What is a suspension bridge?

A suspension bridge is designed to carry road and rail traffic, often over great distances in a single span, to connect communities. The roadway is suspended from two long cables that straddle the towers. The weight of the bridge and the traffic is held by the cable being anchored at each end.

Early suspension bridges were made from rope and vines, some with wooden walkways, to transverse rivers and valleys. Over the last two centuries advances in the strength of steel and design innovations from leading engineers have created many bridges of over 1,000m in a single span.

The most iconic suspension bridge is the Golden Gate in San Francisco which was opened in 1937.

FAQ

What are the most iconic suspension bridges?

These famous suspension bridges set new standards: Thomas Telford’s Menai Straits Bridge to Anglesey (1826), the Brooklyn Bridge (1883) in New York, the Golden Gate Bridge (1927) in San Francisco, and the Severn Bridge (1966) connecting England and Wales.

How do you build a suspension bridge?

The towers are built first, sometimes on piers in the river bed.

The anchorages or abutments are formed at each end.

Then the cable is constructed by a wheel that takes wires back and forth from anchorage to anchorage over the towers. The thousands of individual wires are collected into bundles and compacted into two large, main cables.

Hangers are suspended vertically from the main cable.

Deck sections are then lifted up, connected to the hangers and welded together to form a continuous girder or roadway.

The road and rail surfaces are formed and the bridge opened for use.

What is the world's longest span suspension bridge?

The world record main span is the Çanakkale 1915 Bridge across the Dardanelles in Turkey, which set a new record of 2,023m in 2022. It surpassed the 1,991m-long Akashi-Kaikyo Bridge in Japan.

The evolution of suspension bridges

In 1997, ten years after Bill Brown had been approached by the Societa Stretto di Messina to lead the Messina Bridge design project, he presented an evolution of suspension bridge building in five distinct stages to an engineering conference in Rome. He concluded with his plans for the crossing over the Messina Strait and named his presentation ‘The Road to Messina’.
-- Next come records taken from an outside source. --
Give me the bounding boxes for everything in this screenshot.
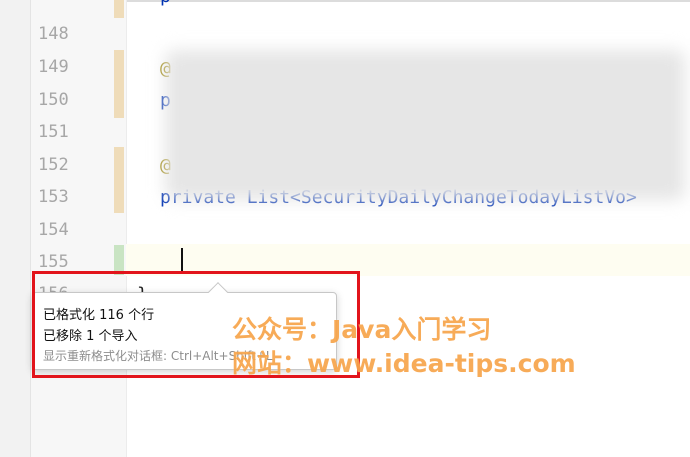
vcs-modified-marker[interactable] (114, 147, 124, 213)
vcs-modified-marker[interactable] (114, 0, 124, 18)
line-number: 153 (38, 187, 69, 207)
watermark-line-2: 网站：www.idea-tips.com (232, 349, 576, 378)
line-number: 155 (38, 252, 69, 272)
line-number: 150 (38, 90, 69, 110)
line-number: 152 (38, 155, 69, 175)
blurred-code-region (165, 50, 685, 200)
code-editor[interactable]: 148 149 150 151 152 153 154 155 156 p @ … (0, 0, 690, 457)
watermark-line-1: 公众号：Java入门学习 (232, 315, 492, 344)
vcs-modified-marker[interactable] (114, 50, 124, 118)
line-number: 148 (38, 24, 69, 44)
line-number: 151 (38, 122, 69, 142)
tool-window-strip (0, 0, 31, 457)
code-line-fragment[interactable]: p (160, 0, 171, 7)
line-number: 154 (38, 220, 69, 240)
line-number: 149 (38, 57, 69, 77)
text-caret (181, 248, 183, 272)
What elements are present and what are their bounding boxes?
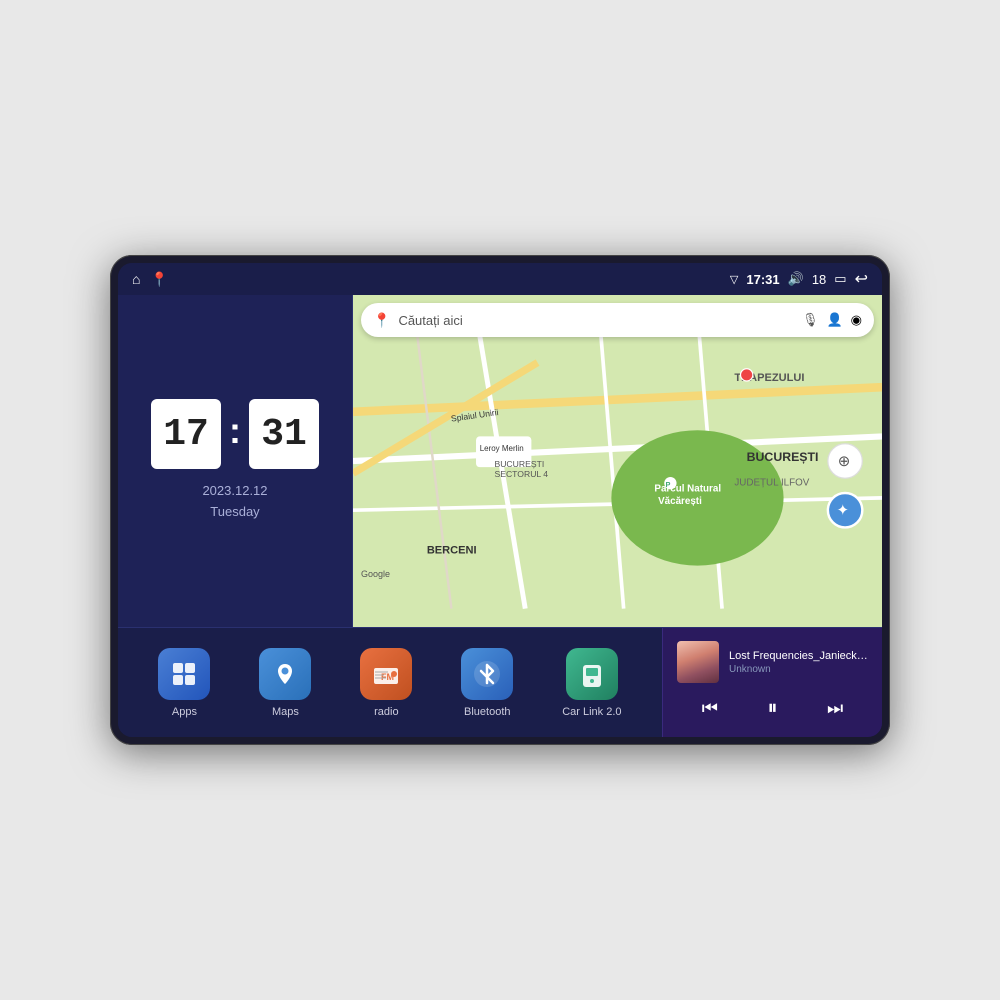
svg-text:Parcul Natural: Parcul Natural (654, 484, 721, 495)
prev-button[interactable]: ⏮ (698, 694, 722, 723)
map-search-text[interactable]: Căutați aici (398, 313, 794, 328)
svg-text:Leroy Merlin: Leroy Merlin (480, 444, 524, 453)
music-player: Lost Frequencies_Janieck Devy-... Unknow… (662, 628, 882, 737)
status-bar: ⌂ 📍 ▽ 17:31 🔊 18 ▭ ↩ (118, 263, 882, 295)
clock-hours: 17 (151, 399, 221, 469)
app-icon-maps[interactable]: Maps (259, 648, 311, 718)
car-display-device: ⌂ 📍 ▽ 17:31 🔊 18 ▭ ↩ 17 : (110, 255, 890, 745)
svg-text:✦: ✦ (836, 503, 848, 519)
carlink-label: Car Link 2.0 (562, 706, 621, 718)
google-logo: Google (361, 569, 390, 579)
volume-icon: 🔊 (788, 271, 804, 287)
bluetooth-icon-bg (461, 648, 513, 700)
app-icon-bluetooth[interactable]: Bluetooth (461, 648, 513, 718)
bottom-row: Apps Maps (118, 627, 882, 737)
bluetooth-label: Bluetooth (464, 706, 510, 718)
play-pause-button[interactable]: ⏸ (764, 693, 782, 724)
music-controls: ⏮ ⏸ ⏭ (677, 693, 868, 724)
app-icon-apps[interactable]: Apps (158, 648, 210, 718)
svg-text:SECTORUL 4: SECTORUL 4 (494, 469, 548, 479)
maps-status-icon[interactable]: 📍 (150, 271, 167, 288)
map-search-icons: 🎙 👤 ◉ (802, 312, 862, 328)
clock-separator: : (229, 410, 241, 452)
carlink-icon-bg (566, 648, 618, 700)
svg-text:BUCUREȘTI: BUCUREȘTI (747, 450, 819, 464)
music-title: Lost Frequencies_Janieck Devy-... (729, 650, 868, 662)
clock-widget: 17 : 31 2023.12.12 Tuesday (118, 295, 353, 627)
mic-icon[interactable]: 🎙 (802, 312, 819, 328)
battery-level: 18 (812, 272, 826, 287)
radio-label: radio (374, 706, 398, 718)
layers-icon[interactable]: ◉ (851, 312, 862, 328)
back-icon[interactable]: ↩ (855, 269, 868, 289)
next-button[interactable]: ⏭ (823, 694, 847, 723)
map-widget[interactable]: 📍 Căutați aici 🎙 👤 ◉ (353, 295, 882, 627)
battery-icon: ▭ (834, 271, 846, 287)
app-icon-radio[interactable]: FM radio (360, 648, 412, 718)
profile-icon[interactable]: 👤 (826, 312, 842, 328)
time-display: 17:31 (746, 272, 779, 287)
music-top: Lost Frequencies_Janieck Devy-... Unknow… (677, 641, 868, 683)
svg-text:Văcărești: Văcărești (658, 496, 702, 507)
clock-date: 2023.12.12 Tuesday (202, 481, 267, 523)
map-search-bar[interactable]: 📍 Căutați aici 🎙 👤 ◉ (361, 303, 874, 337)
map-pin-icon: 📍 (373, 312, 390, 329)
clock-minutes: 31 (249, 399, 319, 469)
home-icon[interactable]: ⌂ (132, 271, 140, 287)
apps-row: Apps Maps (118, 628, 662, 737)
apps-label: Apps (172, 706, 197, 718)
radio-icon-bg: FM (360, 648, 412, 700)
status-left: ⌂ 📍 (132, 271, 168, 288)
svg-text:JUDEȚUL ILFOV: JUDEȚUL ILFOV (734, 478, 809, 489)
map-background: Parcul Natural Văcărești P Leroy Merlin … (353, 295, 882, 627)
maps-label: Maps (272, 706, 299, 718)
app-icon-carlink[interactable]: Car Link 2.0 (562, 648, 621, 718)
maps-icon-bg (259, 648, 311, 700)
svg-text:BUCUREȘTI: BUCUREȘTI (494, 459, 544, 469)
svg-text:⊕: ⊕ (838, 454, 850, 470)
svg-text:P: P (665, 480, 670, 489)
map-body[interactable]: Parcul Natural Văcărești P Leroy Merlin … (353, 295, 882, 627)
clock-display: 17 : 31 (151, 399, 319, 469)
music-artist: Unknown (729, 664, 868, 675)
apps-icon-bg (158, 648, 210, 700)
status-right: ▽ 17:31 🔊 18 ▭ ↩ (730, 269, 868, 289)
music-info: Lost Frequencies_Janieck Devy-... Unknow… (729, 650, 868, 675)
main-content: 17 : 31 2023.12.12 Tuesday 📍 Căutați aic… (118, 295, 882, 737)
top-row: 17 : 31 2023.12.12 Tuesday 📍 Căutați aic… (118, 295, 882, 627)
signal-icon: ▽ (730, 273, 738, 286)
device-screen: ⌂ 📍 ▽ 17:31 🔊 18 ▭ ↩ 17 : (118, 263, 882, 737)
svg-text:BERCENI: BERCENI (427, 544, 477, 556)
music-thumbnail (677, 641, 719, 683)
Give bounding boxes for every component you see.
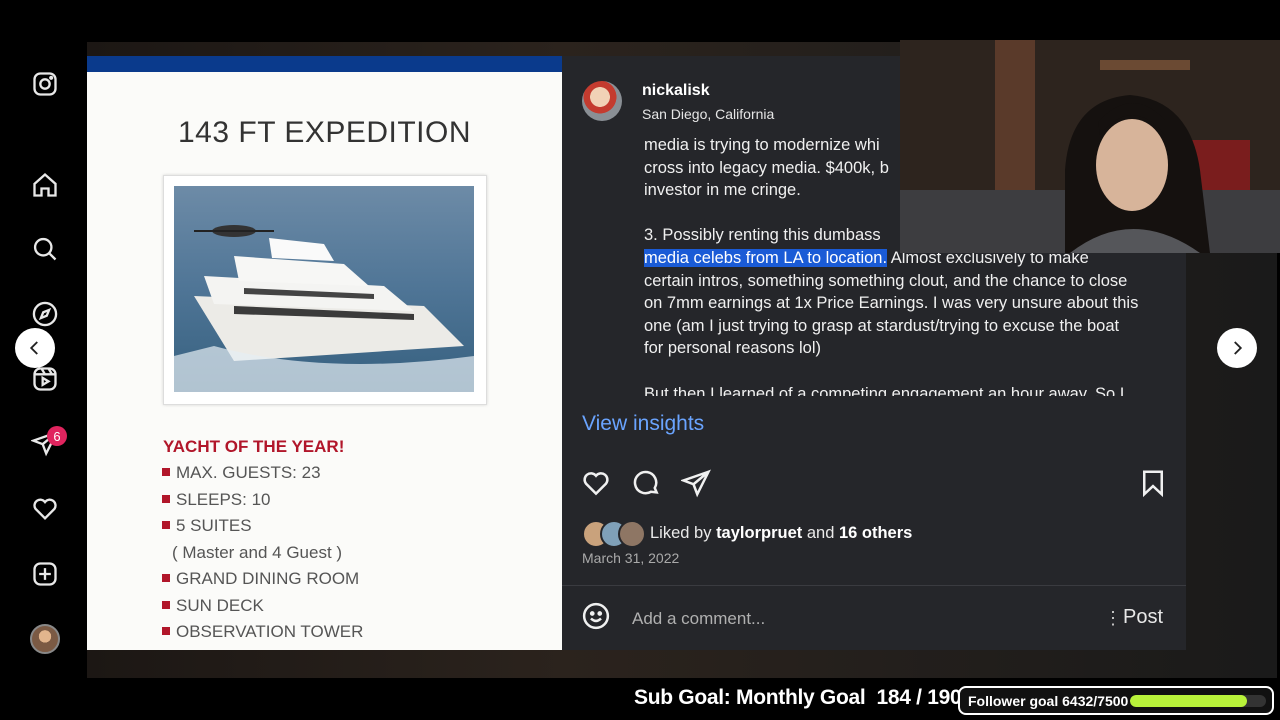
spec-item: SLEEPS: 10 <box>162 490 271 510</box>
bullet-icon <box>162 574 170 582</box>
selected-text: media celebs from LA to location. <box>644 248 888 267</box>
spec-item: ( Master and 4 Guest ) <box>172 543 343 562</box>
comment-icon[interactable] <box>631 468 663 500</box>
caption-line: for personal reasons lol) <box>644 339 822 358</box>
caption-line: on 7mm earnings at 1x Price Earnings. I … <box>644 294 1139 313</box>
bullet-icon <box>162 627 170 635</box>
instagram-icon[interactable] <box>29 68 61 100</box>
yacht-title: 143 FT EXPEDITION <box>177 116 472 149</box>
profile-avatar[interactable] <box>29 623 61 655</box>
yacht-heading: YACHT OF THE YEAR! <box>163 437 345 456</box>
sub-goal: Sub Goal: Monthly Goal 184 / 190 <box>634 686 962 709</box>
likes-count[interactable]: 16 others <box>839 524 912 542</box>
previous-post-button[interactable] <box>15 328 55 368</box>
post-date: March 31, 2022 <box>582 550 680 566</box>
liker-avatars[interactable] <box>582 520 648 548</box>
yacht-photo <box>174 186 474 392</box>
webcam-overlay <box>900 40 1280 253</box>
share-icon[interactable] <box>679 468 713 500</box>
yacht-illustration <box>174 225 474 392</box>
messages-badge: 6 <box>47 426 67 446</box>
post-location[interactable]: San Diego, California <box>642 106 774 122</box>
search-icon[interactable] <box>29 233 61 265</box>
spec-item: SUN DECK <box>162 596 264 616</box>
liked-by: Liked by taylorpruet and 16 others <box>650 524 913 542</box>
post-button[interactable]: Post <box>1123 606 1163 629</box>
like-icon[interactable] <box>581 468 613 500</box>
spec-item: 5 SUITES <box>162 516 252 536</box>
follower-progress-bar <box>1130 695 1266 707</box>
comment-input[interactable]: Add a comment... <box>632 609 765 629</box>
spec-item: MAX. GUESTS: 23 <box>162 463 321 483</box>
avatar <box>618 520 646 548</box>
bullet-icon <box>162 601 170 609</box>
webcam-feed <box>900 40 1280 253</box>
caption-line: But then I learned of a competing engage… <box>644 384 1125 396</box>
author-avatar[interactable] <box>582 81 622 121</box>
next-post-button[interactable] <box>1217 328 1257 368</box>
bullet-icon <box>162 521 170 529</box>
brochure-top-bar <box>87 56 562 72</box>
author-username[interactable]: nickalisk <box>642 82 710 100</box>
divider <box>562 585 1186 586</box>
caption-line: one (am I just trying to grasp at stardu… <box>644 316 1120 335</box>
view-insights-link[interactable]: View insights <box>582 412 704 436</box>
bullet-icon <box>162 495 170 503</box>
follower-goal: Follower goal 6432/7500 <box>958 686 1274 715</box>
notifications-icon[interactable] <box>29 493 61 525</box>
caption-line <box>644 360 1164 383</box>
chevron-right-icon <box>1234 341 1243 355</box>
more-options-icon[interactable]: ⋮ <box>1104 608 1122 629</box>
caption-line: certain intros, something something clou… <box>644 271 1128 290</box>
follower-goal-label: Follower goal 6432/7500 <box>968 693 1129 709</box>
bullet-icon <box>162 468 170 476</box>
save-icon[interactable] <box>1138 468 1170 500</box>
liker-username[interactable]: taylorpruet <box>716 524 802 542</box>
home-icon[interactable] <box>29 169 61 201</box>
chevron-left-icon <box>29 341 38 355</box>
spec-item: OBSERVATION TOWER <box>162 622 363 642</box>
follower-progress-fill <box>1130 695 1247 707</box>
create-icon[interactable] <box>29 558 61 590</box>
explore-icon[interactable] <box>29 298 61 330</box>
emoji-icon[interactable] <box>581 601 613 633</box>
spec-item: GRAND DINING ROOM <box>162 569 359 589</box>
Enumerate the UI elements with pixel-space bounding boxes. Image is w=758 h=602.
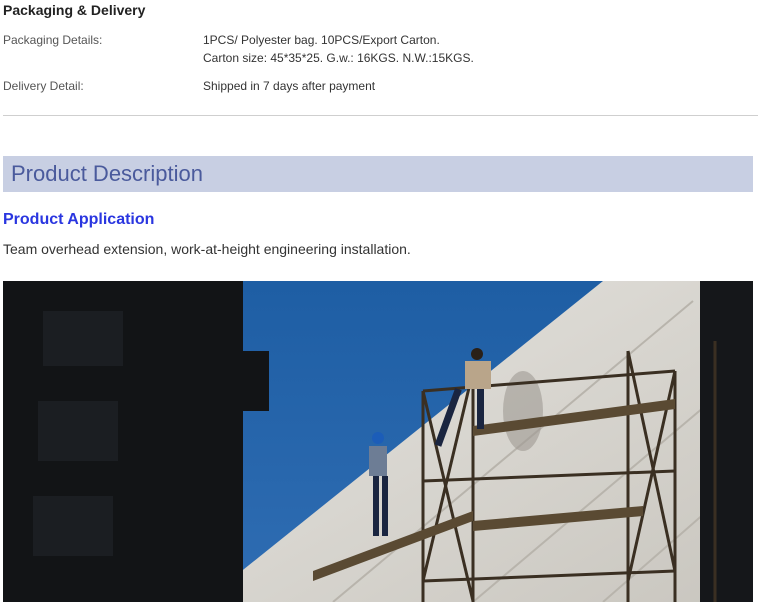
dark-column (700, 281, 753, 602)
delivery-detail-label: Delivery Detail: (3, 79, 84, 93)
product-description-bar: Product Description (3, 156, 753, 192)
packaging-details-line2: Carton size: 45*35*25. G.w.: 16KGS. N.W.… (203, 51, 474, 65)
product-application-heading: Product Application (3, 211, 155, 228)
delivery-detail-value: Shipped in 7 days after payment (203, 79, 376, 93)
section-divider (3, 115, 758, 116)
packaging-details-label: Packaging Details: (3, 33, 103, 47)
packaging-details-line1: 1PCS/ Polyester bag. 10PCS/Export Carton… (203, 33, 440, 47)
packaging-heading: Packaging & Delivery (3, 2, 146, 18)
product-application-text: Team overhead extension, work-at-height … (3, 241, 411, 257)
product-photo (3, 281, 753, 602)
Bill opened with a brief history of suspension bridge design, with the early nineteenth century schemes Menai Straits which used wrought-iron chains and linked eyebars. Then came Roebling’s iconic Brooklyn Bridge in New York and the riveted lattice-truss designs of vast American bridges. He presented the designs of the bridges he had played a major role in, from the new welded plate box decks of Severn and Bosphorus to the multi-box proposals for the Messina Bridge and Çanakkale Dardanelles.

© Stretto Di Messina

The future of suspension bridges

Bill Brown was constantly aware of the need for future advancements, declaring that: “Our objective must be to span distance more successfully than ever before, setting new standards in design and construction. It is our duty as designers and engineers to recognise, scrutinise and exceed past achievements.”

He set new standards particularly with his designs for the Severn Bridge and proposed Messina Crossing. He was undoubtedly ahead of his time with his innovative thinking. The Severn-type box girder deck has become a standard across the world and bridges with twin box decks, first conceived by Bill, are now being constructed.

He saw the probability of vast multi-spans across the Gibraltar Straits, ultra-long single spans in Turkey and the Far East. He recognised that with new, stronger steels there would be opportunity to span even greater distances. He planned bridges that combined of the benefits of suspension bridge design with those of cable-stayed and they have started to be realised.

We can only hypothesise on the future length of single spans. Messina, at 3,300m, is fully-designed and ready for the political will and financial strength to enable construction. Other ultra-long spans will surely follow and maybe 5,000m will be attainable in the future. Those engineers that follow in Bill’s footsteps, that match his technical ability and vision, will progress the profession and achieve greater distances distances in their bridge designs.